A number of projects have tested various methods to combat the soaring temperature problem. In one of them, begun in 2005 and since completed, the Tokyo Metropolitan Government and the then Ministry of Land, Infrastructure and Transport installed water-retaining pavement and sprinklers on a road adjacent to the National Diet Building. The system uses water-retaining materials to retain rainwater and pumps ground water up for use in sprinklers which use solar power. The water in the pavement evaporates, lowering the road surface temperature.

 

In 2008, Tokyo began an ambitious program in addition to the previous water-retaining pavement: installing solar heat-blocking pavement as a part of road maintenance and construction within areas of central Tokyo. Solar heat blocking is a method of applying a heat-insulating material to paved road surfaces that reflects the solar rays that cause road surface temperatures to rise. It can reduce the surface temperature by up to 8°C.

 

The TMG is providing subsidies for the installation of the solar heat-blocking pavement.
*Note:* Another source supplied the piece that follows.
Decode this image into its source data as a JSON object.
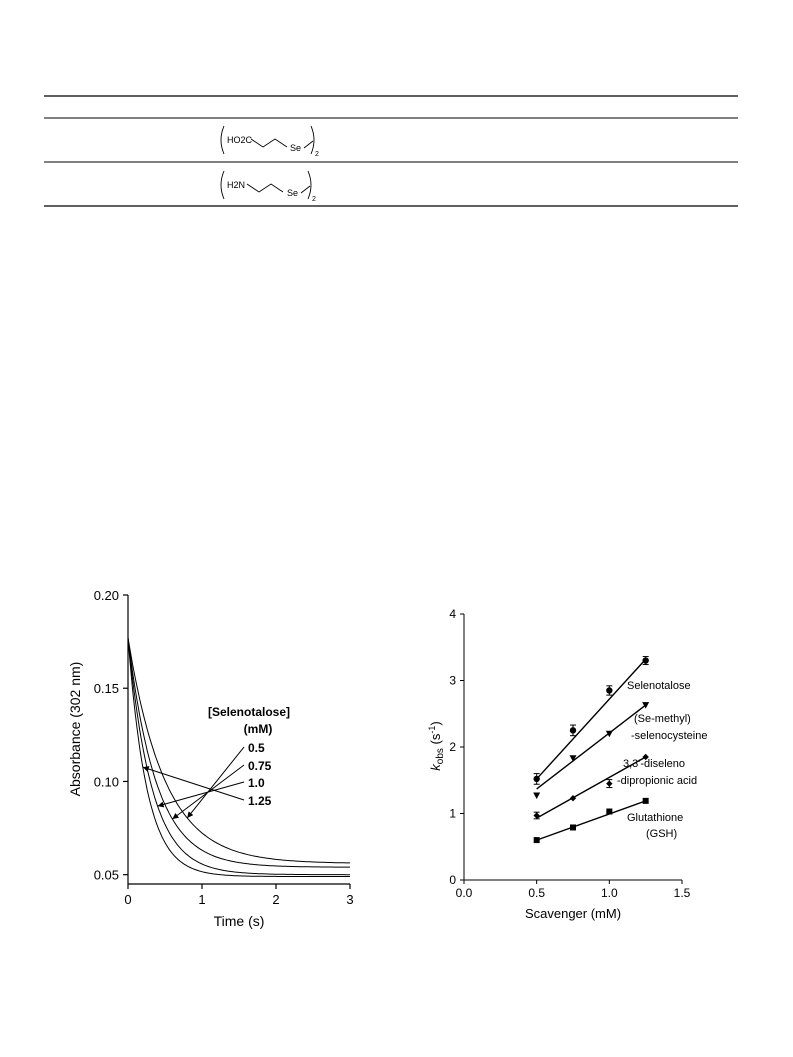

By March 2017, 86 kilometers of road surface had been completed. Maintenance on roads that will be used for the Tokyo 2020 Games events is being given priority, and the plan calls for some 136 kilometers of water-retaining pavement or solar heat-blocking pavement to be finished by the opening.

 

Professor Ooka believes strongly in the efficacy of uchimizu, and claims that, even on a localized basis, the practice may lower temperatures by 2°C or 3°C. Others seem to agree. Communities throughout the Tokyo area now regularly engage in events in summer, with some estimates of up to four million people attending. In many recent uchimizu events, participants use rainwater or recycled water from their homes to respect the Japanese tradition of a no-waste society. Now there are even signs that uchimizu could become another word that is used and recognized internationally, like sushi or manga.

 

On April 24, 2017, Anna Solcerova, a researcher with Delft University of Technology in the Netherlands, made a presentation on uchimizu to the general assembly of the European Geosciences Union in Vienna, in which she claimed that extensive experiments she conducted at the university proved that “the simple old Japanese tradition of water sprinkling—uchimizu— is an effective way of reducing extreme heat in cities.”

 

The traditional water sprinkling custom got a further boost when Tokyo Governor Yuriko Koike participated in an uchimizu event outside the Tokyo government buildings on July 20, 2017. If more local communities begin to engage people in the practice of uchimizu, then “cool” Japan just might get cooler.

 

Photo Captions
Uchimizu is the traditional practice of cooling off summer streets and garden walkways by sprinkling them with water (top).
-Events promoting uchimizu are held throughout the metropolitan area to entertain and educate Tokyo residents (center). Effects of installing solar heat-blocking pavement (bottom).